The trio celebrated its 15th year by releasing Thank You, which indomitable singer Mika Yoshimura explains is their thank-you letter to listeners for supporting the band over a decade and a half.

The album sees the band with a new (male) bassist and a fresh member of the extended family in the form of drummer Ryoko Nakano’s newborn child, who appeared as the band took an extended break following the release of its last album Vibe five years ago.

Thank You doesn’t waste any time getting straight to the goods. The opener, “Hello,” is a greasy slab of two-chord punk underpinned by Nakano’s industrial-strength drums, Yoshimura’s vocals squealing above the whole affair.

Following that is “Renso Game,” a shaggy, leering affair that shines the light on new bassist Yuki Sujaku. After years as an all-girl trio, Yoshimura explains that previous bassist Kaori “Take” Takebayashi had to exit Tokyo for her hometown. She apparently happened across Sujaku at a bar and, taken with his performance, invited him to join the band.

The third and title track takes Bo-Peep into more melodic territory, but it’s only a detour on a road of pleasantly unsettling drum and guitar riffs and chunky funk-punk.

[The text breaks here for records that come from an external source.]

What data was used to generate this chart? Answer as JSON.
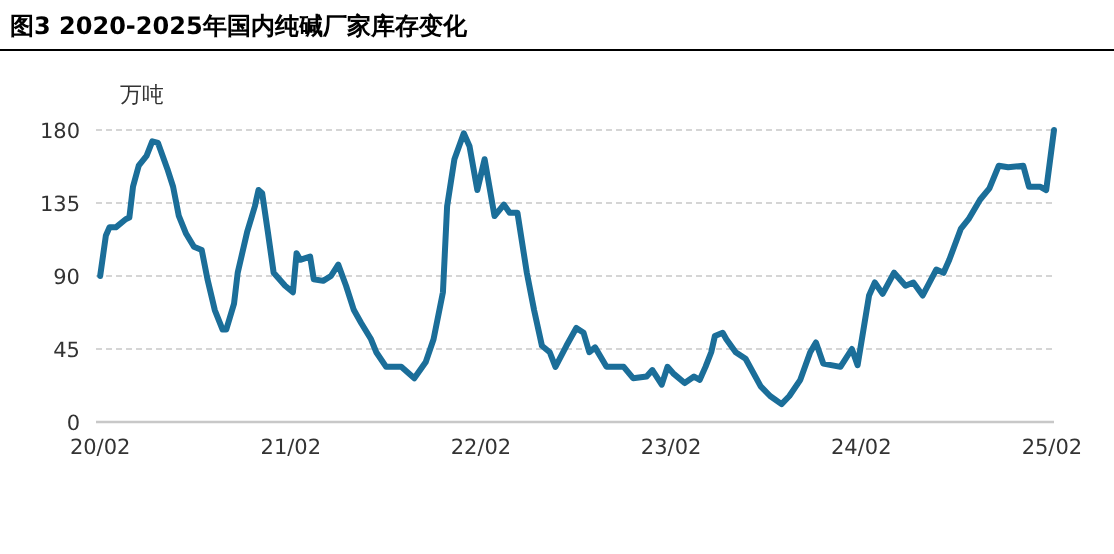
{
  "chart_data": {
    "type": "line",
    "title": "图3 2020-2025年国内纯碱厂家库存变化",
    "ylabel": "万吨",
    "x": [
      "2020-02-01",
      "2020-02-12",
      "2020-02-19",
      "2020-03-02",
      "2020-03-21",
      "2020-03-28",
      "2020-04-04",
      "2020-04-15",
      "2020-04-30",
      "2020-05-11",
      "2020-05-22",
      "2020-06-09",
      "2020-06-20",
      "2020-07-01",
      "2020-07-15",
      "2020-07-30",
      "2020-08-14",
      "2020-08-25",
      "2020-09-08",
      "2020-09-23",
      "2020-09-30",
      "2020-10-15",
      "2020-10-22",
      "2020-11-09",
      "2020-11-24",
      "2020-12-01",
      "2020-12-08",
      "2020-12-19",
      "2020-12-30",
      "2021-01-21",
      "2021-02-05",
      "2021-02-12",
      "2021-02-19",
      "2021-03-10",
      "2021-03-17",
      "2021-04-04",
      "2021-04-19",
      "2021-05-03",
      "2021-05-18",
      "2021-06-02",
      "2021-06-16",
      "2021-07-05",
      "2021-07-15",
      "2021-08-03",
      "2021-09-01",
      "2021-09-26",
      "2021-10-18",
      "2021-11-02",
      "2021-11-20",
      "2021-11-28",
      "2021-12-12",
      "2021-12-30",
      "2022-01-10",
      "2022-01-25",
      "2022-02-08",
      "2022-02-27",
      "2022-03-17",
      "2022-03-28",
      "2022-04-12",
      "2022-04-30",
      "2022-05-14",
      "2022-05-29",
      "2022-06-13",
      "2022-06-24",
      "2022-07-15",
      "2022-08-03",
      "2022-08-17",
      "2022-08-28",
      "2022-09-08",
      "2022-09-30",
      "2022-10-15",
      "2022-11-02",
      "2022-11-20",
      "2022-12-16",
      "2022-12-27",
      "2023-01-14",
      "2023-01-25",
      "2023-02-05",
      "2023-02-27",
      "2023-03-17",
      "2023-03-28",
      "2023-04-08",
      "2023-04-19",
      "2023-04-26",
      "2023-05-11",
      "2023-05-18",
      "2023-06-05",
      "2023-06-24",
      "2023-07-23",
      "2023-08-10",
      "2023-09-01",
      "2023-09-16",
      "2023-10-07",
      "2023-10-26",
      "2023-11-06",
      "2023-11-20",
      "2023-12-23",
      "2024-01-14",
      "2024-01-25",
      "2024-02-16",
      "2024-02-27",
      "2024-03-13",
      "2024-04-04",
      "2024-04-26",
      "2024-05-11",
      "2024-05-29",
      "2024-06-24",
      "2024-07-08",
      "2024-07-19",
      "2024-08-10",
      "2024-08-25",
      "2024-09-16",
      "2024-10-04",
      "2024-10-22",
      "2024-11-09",
      "2024-12-08",
      "2024-12-19",
      "2025-01-10",
      "2025-01-21",
      "2025-02-05"
    ],
    "series": [
      {
        "color": "#1b6e99",
        "values": [
          90,
          115,
          120,
          120,
          125,
          126,
          145,
          158,
          164,
          173,
          172,
          156,
          145,
          127,
          116,
          108,
          106,
          88,
          69,
          57,
          57,
          73,
          92,
          117,
          133,
          143,
          141,
          117,
          92,
          84,
          80,
          104,
          100,
          102,
          88,
          87,
          90,
          97,
          84,
          69,
          61,
          51,
          43,
          34,
          34,
          27,
          37,
          51,
          80,
          133,
          162,
          178,
          170,
          143,
          162,
          127,
          134,
          129,
          129,
          92,
          69,
          47,
          43,
          34,
          47,
          58,
          55,
          43,
          46,
          34,
          34,
          34,
          27,
          28,
          32,
          23,
          34,
          30,
          24,
          28,
          26,
          34,
          43,
          53,
          55,
          51,
          43,
          39,
          22,
          16,
          11,
          16,
          26,
          43,
          49,
          36,
          34,
          45,
          35,
          78,
          86,
          79,
          92,
          84,
          86,
          78,
          94,
          92,
          100,
          119,
          125,
          137,
          144,
          158,
          157,
          158,
          145,
          145,
          143,
          180
        ]
      }
    ],
    "xlim": [
      "2020-01-24",
      "2025-02-05"
    ],
    "xticks": [
      {
        "value": "2020-02-01",
        "label": "20/02"
      },
      {
        "value": "2021-02-01",
        "label": "21/02"
      },
      {
        "value": "2022-02-01",
        "label": "22/02"
      },
      {
        "value": "2023-02-01",
        "label": "23/02"
      },
      {
        "value": "2024-02-01",
        "label": "24/02"
      },
      {
        "value": "2025-02-01",
        "label": "25/02"
      }
    ],
    "ylim": [
      0,
      180
    ],
    "yticks": [
      0,
      45,
      90,
      135,
      180
    ],
    "grid": "y",
    "marker": "none",
    "line_style": "solid"
  }
}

As another song insists, the basic ethos is “Let’s Go Bananas!”

But as uncompromising as their recorded music is, Bo-Peep really have to be appreciated live, where the full-force of Yoshimura’s rock god personality has enough space for expression; she’s been known to break a bone or two jumping around on stage.

The band are a favorite overseas and have performed at Austin’s vaunted South By Southwest festival twice, most recently in 2015.

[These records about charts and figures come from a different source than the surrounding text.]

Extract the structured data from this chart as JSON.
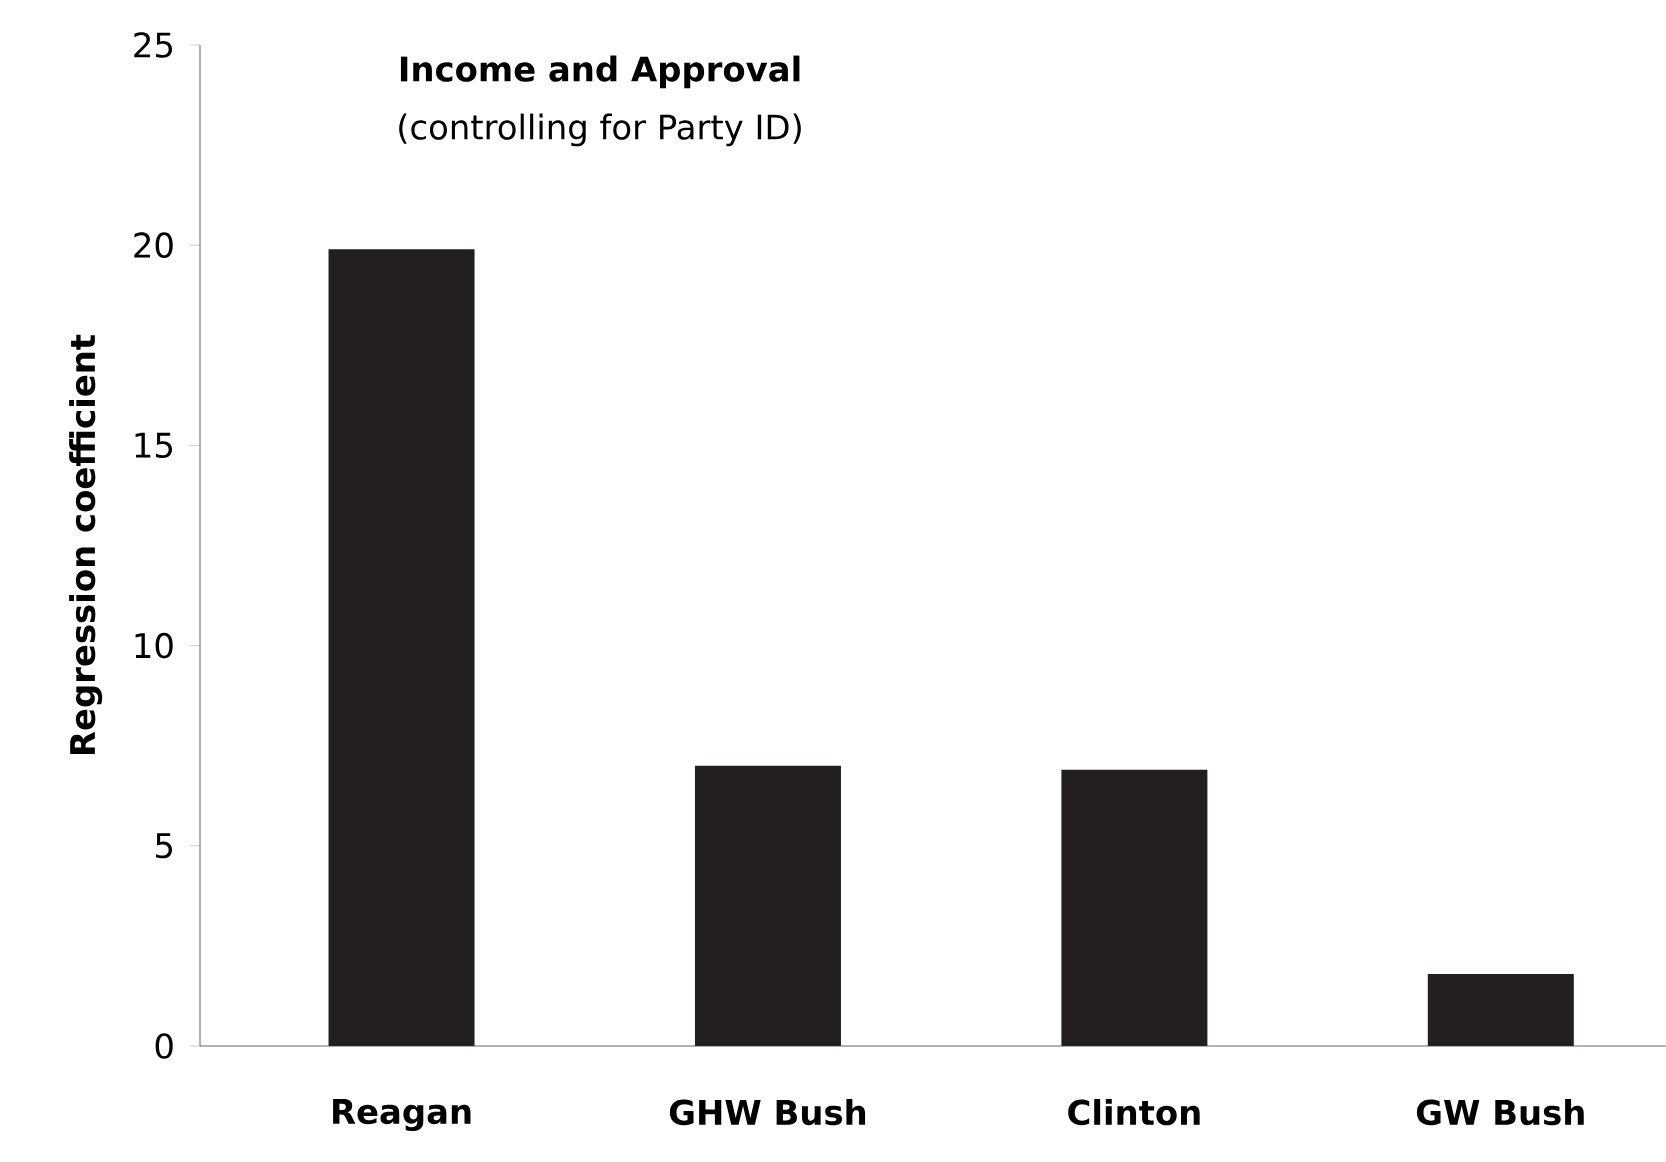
{
  "chart_data": {
    "type": "bar",
    "title": "Income and Approval",
    "subtitle": "(controlling for Party ID)",
    "ylabel": "Regression coefficient",
    "categories": [
      "Reagan",
      "GHW Bush",
      "Clinton",
      "GW Bush"
    ],
    "values": [
      19.9,
      7.0,
      6.9,
      1.8
    ],
    "color": "#231f20",
    "ylim": [
      0,
      25
    ],
    "yticks": [
      0,
      5,
      10,
      15,
      20,
      25
    ]
  }
}
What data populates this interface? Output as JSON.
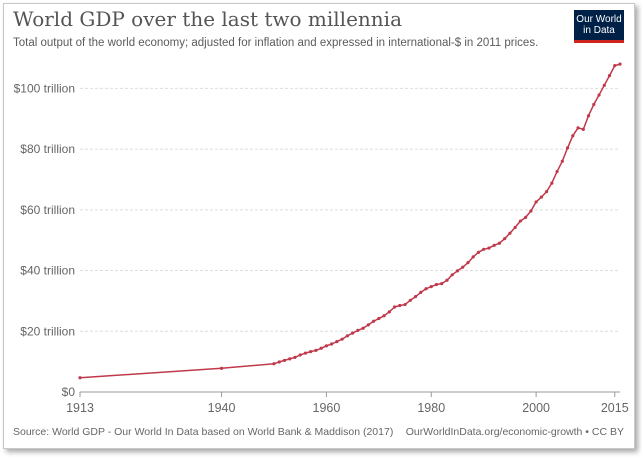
{
  "chart_data": {
    "type": "line",
    "title": "World GDP over the last two millennia",
    "subtitle": "Total output of the world economy; adjusted for inflation and expressed in international-$ in 2011 prices.",
    "ylim": [
      0,
      110
    ],
    "xlim": [
      1913,
      2016
    ],
    "y_ticks": [
      {
        "v": 0,
        "label": "$0"
      },
      {
        "v": 20,
        "label": "$20 trillion"
      },
      {
        "v": 40,
        "label": "$40 trillion"
      },
      {
        "v": 60,
        "label": "$60 trillion"
      },
      {
        "v": 80,
        "label": "$80 trillion"
      },
      {
        "v": 100,
        "label": "$100 trillion"
      }
    ],
    "x_ticks": [
      {
        "v": 1913,
        "label": "1913"
      },
      {
        "v": 1940,
        "label": "1940"
      },
      {
        "v": 1960,
        "label": "1960"
      },
      {
        "v": 1980,
        "label": "1980"
      },
      {
        "v": 2000,
        "label": "2000"
      },
      {
        "v": 2015,
        "label": "2015"
      }
    ],
    "grid": true,
    "line_color": "#c0394b",
    "series": [
      {
        "name": "World",
        "x": [
          1913,
          1940,
          1950,
          1951,
          1952,
          1953,
          1954,
          1955,
          1956,
          1957,
          1958,
          1959,
          1960,
          1961,
          1962,
          1963,
          1964,
          1965,
          1966,
          1967,
          1968,
          1969,
          1970,
          1971,
          1972,
          1973,
          1974,
          1975,
          1976,
          1977,
          1978,
          1979,
          1980,
          1981,
          1982,
          1983,
          1984,
          1985,
          1986,
          1987,
          1988,
          1989,
          1990,
          1991,
          1992,
          1993,
          1994,
          1995,
          1996,
          1997,
          1998,
          1999,
          2000,
          2001,
          2002,
          2003,
          2004,
          2005,
          2006,
          2007,
          2008,
          2009,
          2010,
          2011,
          2012,
          2013,
          2014,
          2015,
          2016
        ],
        "y": [
          4.7,
          7.8,
          9.3,
          9.9,
          10.4,
          10.9,
          11.4,
          12.2,
          12.8,
          13.3,
          13.7,
          14.4,
          15.2,
          15.8,
          16.6,
          17.4,
          18.5,
          19.4,
          20.3,
          21.0,
          22.1,
          23.3,
          24.2,
          25.1,
          26.4,
          28.0,
          28.5,
          28.8,
          30.2,
          31.4,
          32.8,
          34.0,
          34.7,
          35.4,
          35.7,
          36.8,
          38.6,
          39.9,
          41.1,
          42.6,
          44.5,
          46.0,
          47.0,
          47.4,
          48.3,
          49.0,
          50.5,
          52.3,
          54.2,
          56.3,
          57.5,
          59.6,
          62.6,
          64.2,
          66.0,
          68.8,
          72.6,
          76.0,
          80.4,
          84.4,
          87.0,
          86.5,
          91.0,
          94.7,
          97.8,
          101.0,
          104.2,
          107.5,
          108.0
        ]
      }
    ]
  },
  "logo": {
    "line1": "Our World",
    "line2": "in Data"
  },
  "footer": {
    "source": "Source: World GDP - Our World In Data based on World Bank & Maddison (2017)",
    "link": "OurWorldInData.org/economic-growth • CC BY"
  }
}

Back home, they can be found haunting dive-y live houses like Heaven’s Door in Sangenjaya and Club 251 in Shimokitazawa.

Bo-Peep can be seen as poster girls for long-lived yet noncommercial Japanese rock bands who manage to exert a strong international pull while providing a stringent counterpoint to the overdose of kawaii “idol” acts that Japan’s talent factories continue to churn out. But for Yoshimura and Nakano, there is no master plan for feminist global domination. “We just continue to rock hard,” Yoshimura says about the new album, “and throw in a few pop twists.”